Sanday

Site details

UK map showing location of Sanday Special Area of Conservation/Site of Community Importance.
Location of Sanday SAC/SCI/cSAC
 

Note:

When undertaking an appropriate assessment of impacts at a site, all features of European importance (both primary and non-primary) need to be considered.

Annex I habitats that are a primary reason for selection of this site

1170 Reefs
Sanday is a large, low-lying island in the north-east of the Orkney archipelago. Surrounded by clear, relatively shallow water, the island has a complex coastline dominated by extensive sandy beaches and sheltered inlets, interspersed with rocky headlands. Sanday is notable for the extensive subtidal bedrock reefs that surround the island and provide a habitat for dense forests of kelp Laminaria spp. The kelp occurs to a depth of about 20 m and provides a habitat for species-rich, red algal turf communities. Sponges, such as Clathrina coriacea, and ascidians, such as Aplidium punctum, occur on the vertical rock faces. The north coast of Sanday is tide-swept and appears to support a richer fauna than the south coast, with a dense bryozoan/hydroid turf and dense brittlestar and horse mussel Modiolus modiolus beds in mixed sediment below the kelp zone. Crabs and brittlestars are common within crevices in the rock.

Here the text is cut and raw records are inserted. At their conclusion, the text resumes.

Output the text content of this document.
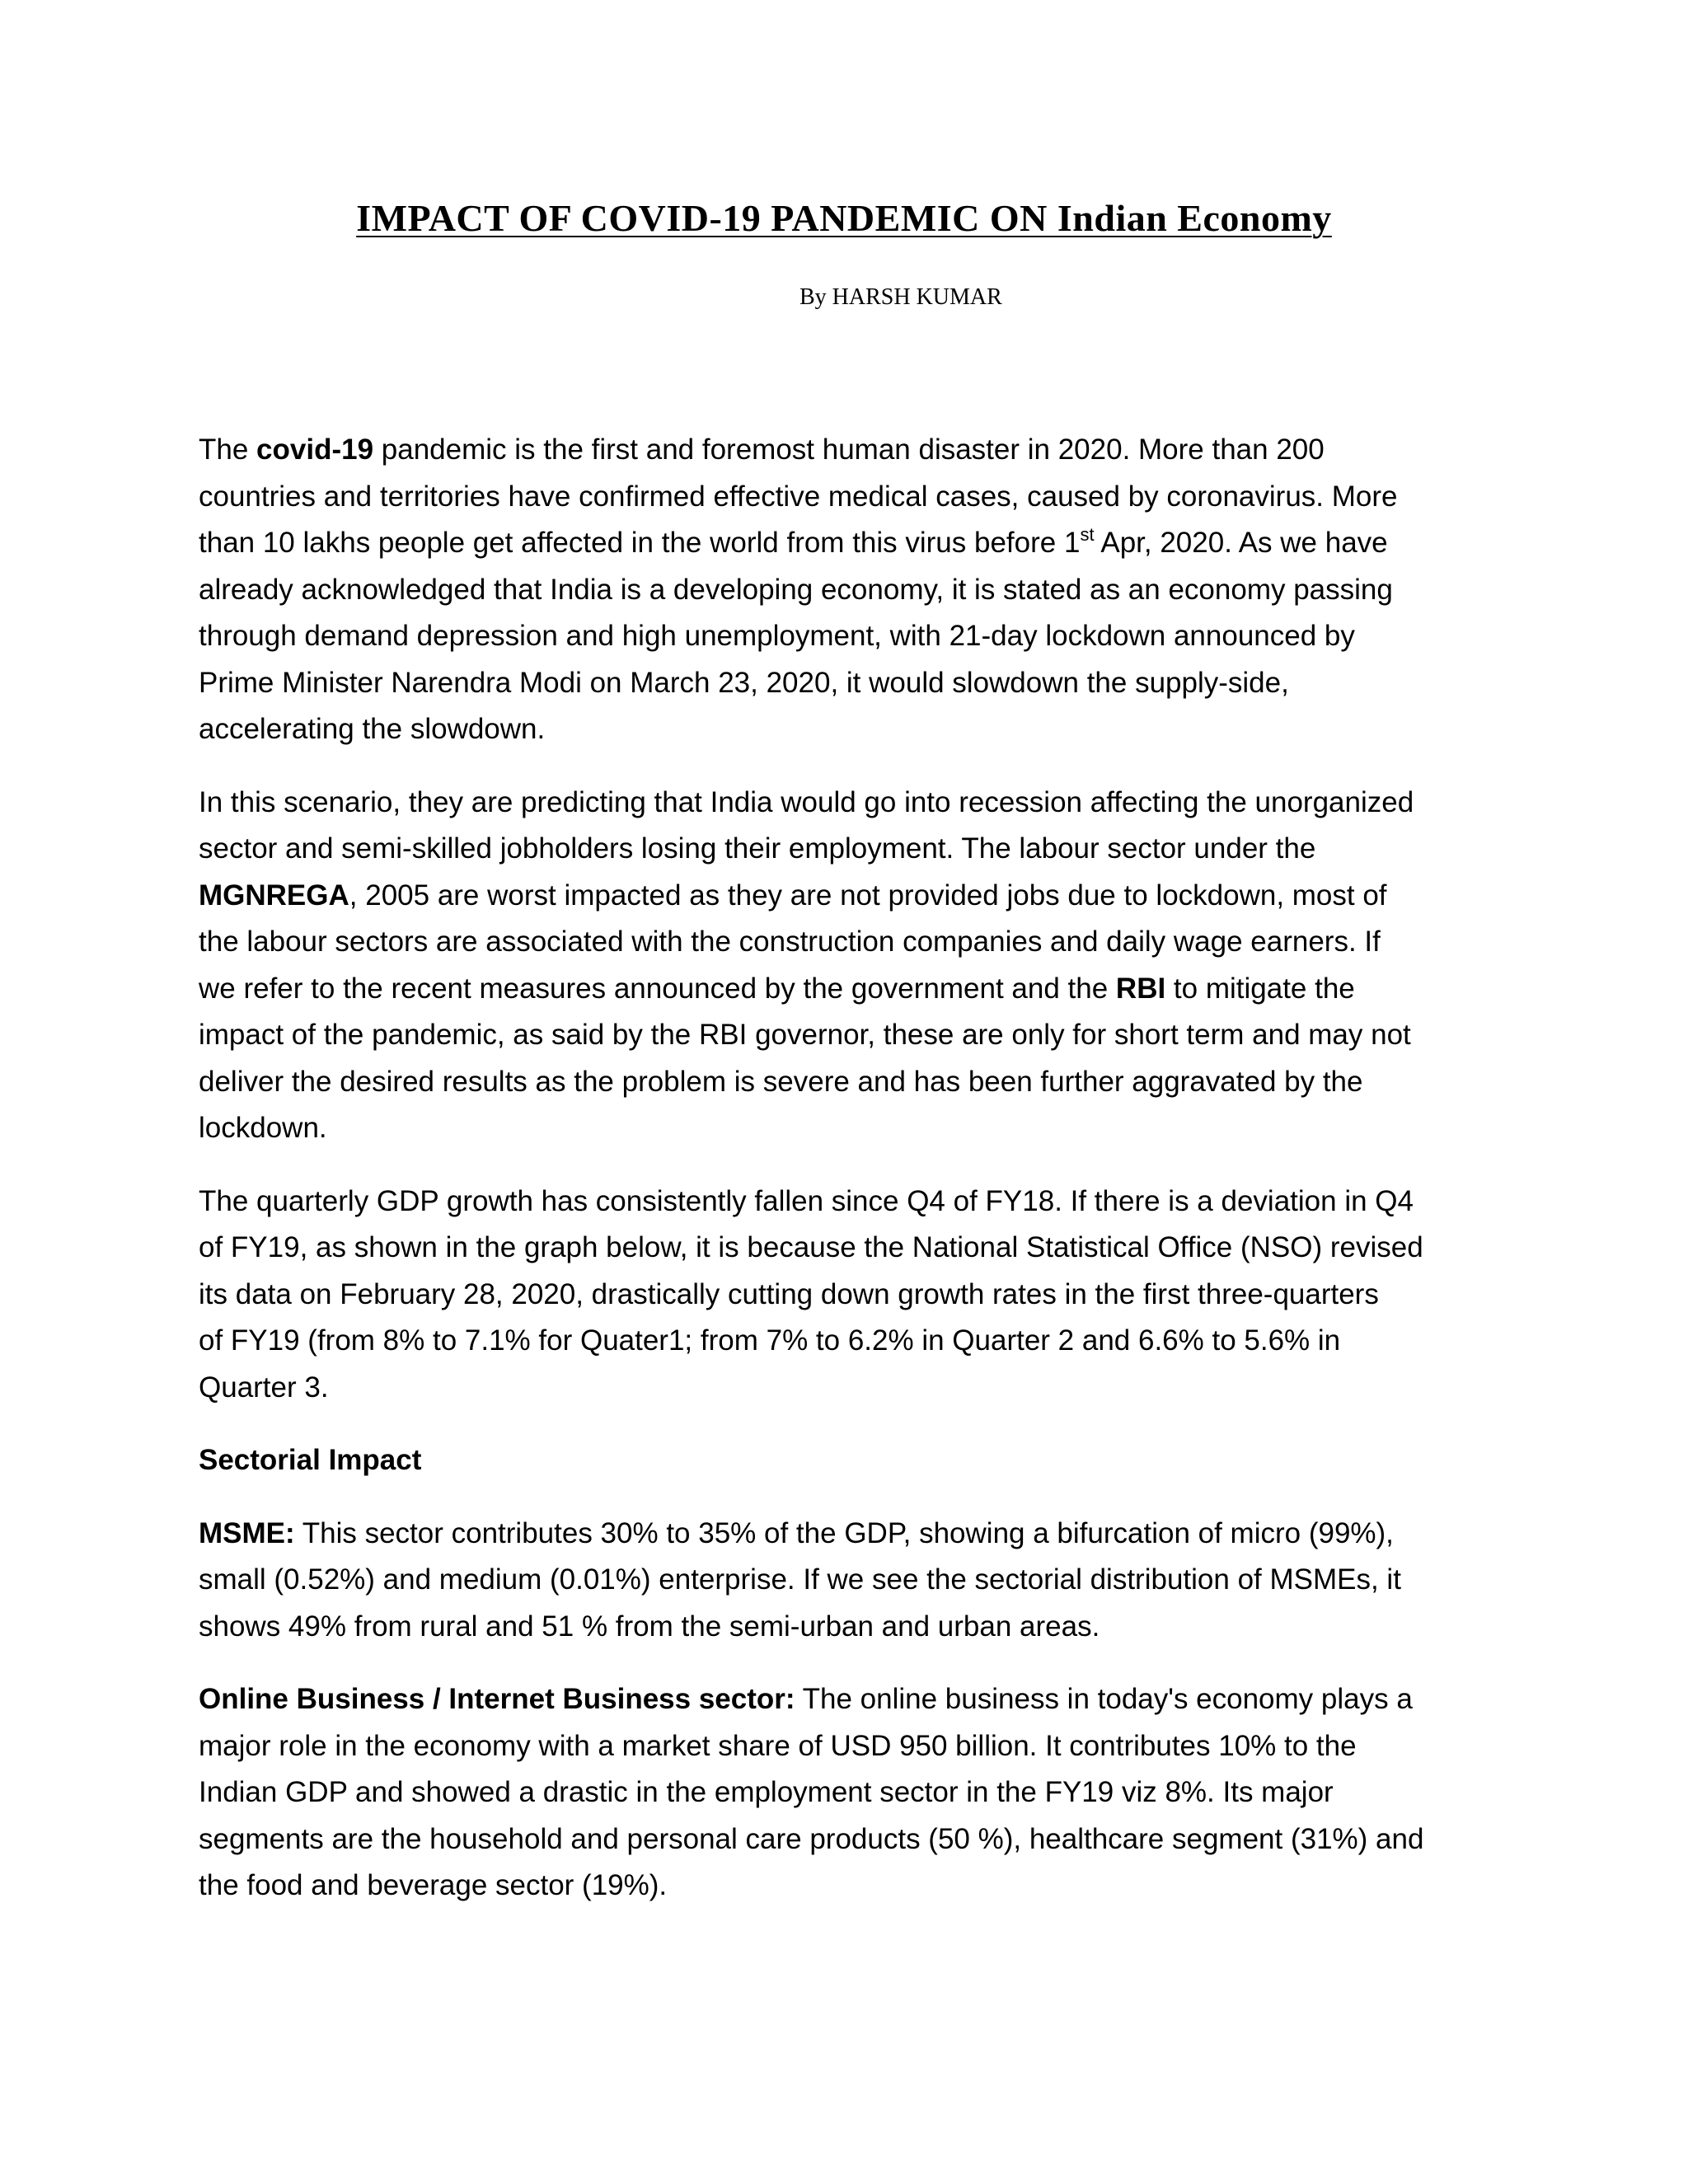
IMPACT OF COVID-19 PANDEMIC ON Indian Economy

By HARSH KUMAR

The covid-19 pandemic is the first and foremost human disaster in 2020. More than 200
countries and territories have confirmed effective medical cases, caused by coronavirus. More
than 10 lakhs people get affected in the world from this virus before 1st Apr, 2020. As we have
already acknowledged that India is a developing economy, it is stated as an economy passing
through demand depression and high unemployment, with 21-day lockdown announced by
Prime Minister Narendra Modi on March 23, 2020, it would slowdown the supply-side,
accelerating the slowdown.

In this scenario, they are predicting that India would go into recession affecting the unorganized
sector and semi-skilled jobholders losing their employment. The labour sector under the
MGNREGA, 2005 are worst impacted as they are not provided jobs due to lockdown, most of
the labour sectors are associated with the construction companies and daily wage earners. If
we refer to the recent measures announced by the government and the RBI to mitigate the
impact of the pandemic, as said by the RBI governor, these are only for short term and may not
deliver the desired results as the problem is severe and has been further aggravated by the
lockdown.

The quarterly GDP growth has consistently fallen since Q4 of FY18. If there is a deviation in Q4
of FY19, as shown in the graph below, it is because the National Statistical Office (NSO) revised
its data on February 28, 2020, drastically cutting down growth rates in the first three-quarters
of FY19 (from 8% to 7.1% for Quater1; from 7% to 6.2% in Quarter 2 and 6.6% to 5.6% in
Quarter 3.

Sectorial Impact

MSME: This sector contributes 30% to 35% of the GDP, showing a bifurcation of micro (99%),
small (0.52%) and medium (0.01%) enterprise. If we see the sectorial distribution of MSMEs, it
shows 49% from rural and 51 % from the semi-urban and urban areas.

Online Business / Internet Business sector: The online business in today's economy plays a
major role in the economy with a market share of USD 950 billion. It contributes 10% to the
Indian GDP and showed a drastic in the employment sector in the FY19 viz 8%. Its major
segments are the household and personal care products (50 %), healthcare segment (31%) and
the food and beverage sector (19%).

Annex I habitats present as a qualifying feature, but not a primary reason for selection of this site

1110 Sandbanks which are slightly covered by sea water all the time
1140 Mudflats and sandflats not covered by seawater at low tide

Annex II species that are a primary reason for selection of this site

1365 Harbour seal  Phoca vitulina
Sanday is situated in the north-east of the Orkney archipelago and supports the largest group of Harbour seal Phoca vitulina at any discrete site in Scotland. The breeding groups, found on intertidal haul-out sites that are unevenly distributed around the Sanday coast, represent over 4% of the UK population. Nearshore kelp beds that surround Sanday are important foraging areas for the seals, and the colony is linked to a very large surrounding population in the Orkney archipelago.

Annex II species present as a qualifying feature, but not a primary reason for site selection

Not applicable.


Many designated sites are on private land: the listing of a site in these pages does not imply any right of public access.